Streaming Video Input API¶
vLLM-Omni provides a WebSocket API for streaming video frames and optional audio chunks into Qwen3-Omni, then asking questions over the buffered session context.
Each server instance runs a single model specified at startup with vllm serve <model> --omni.
Quick Start¶
Start the Server¶
vllm serve Qwen/Qwen3-Omni-30B-A3B-Instruct \
--deploy-config vllm_omni/deploy/qwen3_omni.yaml \
--omni \
--port 8000 \
--trust-remote-code
Run the Example Client¶
python examples/online_serving/qwen3_omni/streaming_video_client.py \
--url ws://localhost:8000/v1/video/chat/stream \
--video /path/to/video.mp4 \
--query "Describe what is happening in the video."
API Reference¶
Endpoint¶
Protocol¶
| Direction | Type | Required fields | Description |
|---|---|---|---|
| Client -> Server | session.config | none | First message. Configures output modalities, frame sampling, EVS, and prompts. |
| Client -> Server | video.frame | data | Base64 JPEG/PNG frame. |
| Client -> Server | audio.chunk | data | Base64 PCM16 16 kHz mono audio bytes. |
| Client -> Server | video.query | text | Ask a question over the buffered frames and audio. |
| Client -> Server | video.done | none | End the WebSocket session. |
| Server -> Client | response.start | none | Query generation started. |
| Server -> Client | response.text.delta | delta | Incremental text output. |
| Server -> Client | response.text.done | text | Final text output for the query. |
| Server -> Client | response.audio.delta | data, format | Incremental generated audio, base64 WAV. |
| Server -> Client | response.audio.done | none | Audio output finished. |
| Server -> Client | session.done | none | Session closed. |
| Server -> Client | error | message | Recoverable protocol or generation error. |
session.config Fields¶
| Field | Type | Default | Description |
|---|---|---|---|
model | string or null | null | Optional model name. Usually omitted because the server hosts one model. |
modalities | list[string] | ["text", "audio"] | Output modalities. Use ["text"], ["audio"], or both. |
num_frames | integer, 1-128 | 4 | Number of buffered frames sampled for each query. |
max_frames | integer, 1-256 | 50 | Maximum retained frame buffer size. Oldest frames are evicted first. |
system_prompt | string or null | null | Optional custom system prompt. |
use_audio_in_video | bool | true | Include streamed audio chunks in multimodal video understanding when audio is present. |
sampling_params_list | list or null | null | Optional per-stage sampling parameter overrides. |
enable_frame_filter | bool | true | Enable EVS near-duplicate frame filtering. |
frame_filter_threshold | float, 0.0-1.0 | 0.95 | EVS similarity threshold. Higher keeps more frames; lower drops more near-duplicates. |
Legacy Aliases¶
The server accepts these legacy field names and rewrites them before validation. New clients should send the canonical names above.

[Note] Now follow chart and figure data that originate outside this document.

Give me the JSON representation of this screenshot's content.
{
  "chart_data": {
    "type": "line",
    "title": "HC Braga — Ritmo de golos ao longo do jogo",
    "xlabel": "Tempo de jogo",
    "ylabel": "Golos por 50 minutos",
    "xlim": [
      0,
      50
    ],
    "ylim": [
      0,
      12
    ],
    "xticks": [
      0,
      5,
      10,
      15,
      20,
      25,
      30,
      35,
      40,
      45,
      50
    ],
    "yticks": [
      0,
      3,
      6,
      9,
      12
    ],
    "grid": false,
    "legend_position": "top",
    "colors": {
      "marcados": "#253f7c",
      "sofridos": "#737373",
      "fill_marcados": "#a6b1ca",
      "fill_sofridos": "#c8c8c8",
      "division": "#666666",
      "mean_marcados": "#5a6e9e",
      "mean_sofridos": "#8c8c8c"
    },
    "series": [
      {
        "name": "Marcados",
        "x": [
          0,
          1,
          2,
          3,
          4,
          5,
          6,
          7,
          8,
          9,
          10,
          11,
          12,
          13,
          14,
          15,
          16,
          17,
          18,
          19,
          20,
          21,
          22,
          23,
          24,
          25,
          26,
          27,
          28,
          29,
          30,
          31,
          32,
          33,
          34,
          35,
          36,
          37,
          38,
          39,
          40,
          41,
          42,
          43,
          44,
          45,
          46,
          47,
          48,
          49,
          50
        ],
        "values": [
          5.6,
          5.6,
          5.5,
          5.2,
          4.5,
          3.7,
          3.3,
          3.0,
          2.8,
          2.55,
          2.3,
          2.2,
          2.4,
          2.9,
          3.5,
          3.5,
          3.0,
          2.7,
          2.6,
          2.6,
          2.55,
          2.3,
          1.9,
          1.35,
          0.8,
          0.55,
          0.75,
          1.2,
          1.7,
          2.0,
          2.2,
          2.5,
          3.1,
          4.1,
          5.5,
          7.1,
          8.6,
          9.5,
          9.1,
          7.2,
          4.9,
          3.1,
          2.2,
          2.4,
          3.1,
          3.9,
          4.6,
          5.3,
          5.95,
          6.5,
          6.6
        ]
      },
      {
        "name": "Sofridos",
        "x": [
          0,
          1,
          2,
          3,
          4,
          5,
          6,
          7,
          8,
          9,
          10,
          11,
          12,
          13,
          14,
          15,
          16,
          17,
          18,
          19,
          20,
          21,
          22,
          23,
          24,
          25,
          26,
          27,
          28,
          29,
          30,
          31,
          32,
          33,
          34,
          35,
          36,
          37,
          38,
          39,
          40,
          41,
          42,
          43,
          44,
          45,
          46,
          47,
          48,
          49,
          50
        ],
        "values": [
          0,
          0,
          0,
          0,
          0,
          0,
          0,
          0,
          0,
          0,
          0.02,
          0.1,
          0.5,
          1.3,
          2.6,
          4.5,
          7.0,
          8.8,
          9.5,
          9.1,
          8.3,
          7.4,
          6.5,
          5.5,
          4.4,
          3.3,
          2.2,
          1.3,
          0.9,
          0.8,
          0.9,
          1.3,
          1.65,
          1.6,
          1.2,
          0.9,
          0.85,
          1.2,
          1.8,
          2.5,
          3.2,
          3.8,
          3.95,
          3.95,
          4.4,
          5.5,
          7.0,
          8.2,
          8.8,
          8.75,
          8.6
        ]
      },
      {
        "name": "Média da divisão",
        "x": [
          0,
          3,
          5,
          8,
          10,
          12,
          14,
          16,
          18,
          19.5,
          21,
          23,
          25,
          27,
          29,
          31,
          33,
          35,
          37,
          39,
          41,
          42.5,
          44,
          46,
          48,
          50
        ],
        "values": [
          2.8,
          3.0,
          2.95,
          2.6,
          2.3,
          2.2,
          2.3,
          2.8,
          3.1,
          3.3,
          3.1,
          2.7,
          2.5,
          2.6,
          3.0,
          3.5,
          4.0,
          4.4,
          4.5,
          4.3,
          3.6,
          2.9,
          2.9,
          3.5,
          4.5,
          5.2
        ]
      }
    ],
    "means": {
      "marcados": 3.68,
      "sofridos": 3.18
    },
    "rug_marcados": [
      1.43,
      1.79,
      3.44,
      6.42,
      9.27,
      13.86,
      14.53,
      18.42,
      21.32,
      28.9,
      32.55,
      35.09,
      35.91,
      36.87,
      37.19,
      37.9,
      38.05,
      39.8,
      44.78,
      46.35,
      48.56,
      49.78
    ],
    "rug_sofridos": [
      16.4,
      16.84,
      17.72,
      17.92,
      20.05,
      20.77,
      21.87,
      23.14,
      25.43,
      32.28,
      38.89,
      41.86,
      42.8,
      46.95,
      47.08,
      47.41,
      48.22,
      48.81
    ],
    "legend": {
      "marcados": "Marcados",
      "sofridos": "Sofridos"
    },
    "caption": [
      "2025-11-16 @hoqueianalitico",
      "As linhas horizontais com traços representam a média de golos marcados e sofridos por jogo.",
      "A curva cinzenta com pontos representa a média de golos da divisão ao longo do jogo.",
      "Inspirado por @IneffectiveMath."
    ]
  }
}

| Legacy field | Canonical field |
|---|---|
num_sample_frames | num_frames |
evs_enabled | enable_frame_filter |
evs_threshold | frame_filter_threshold |
Environment Variables¶
| Variable | Values | Default | Description |
|---|---|---|---|
VLLM_VIDEO_ASYNC_CHUNK | on, off | on | Wire-level streaming switch. off buffers server-side deltas and emits coalesced outputs at the end of a query. |
VLLM_VIDEO_AUDIO_DELTA_MODE | fast, slow | fast | Audio delta extraction strategy. fast emits only newly produced chunks; slow recomputes from accumulated audio and exists for A/B verification. |
EVS Semantics¶
EVS compares downsampled frames and drops near-duplicate frames before they enter the session frame buffer. frame_filter_threshold controls retention: higher values are more permissive and keep more frames; lower values are more aggressive and drop more similar frames.
Known Limitations¶
- Session KV reuse and incremental prefill are not implemented in this PR. Each
video.queryrebuilds the model prompt from the retained frame and audio buffers. - Back-to-back short replies can still expose an engine-layer scheduler race. The PR notes an observed workaround of at least 200 ms idle between turns when clients repeatedly see idle timeouts.
- If the audio buffer exceeds the server limit, the server emits
Audio buffer overflowand clears the currently buffered audio for the session. - The API is intended for Qwen3-Omni streaming video understanding; other models may not support the same multimodal processor arguments.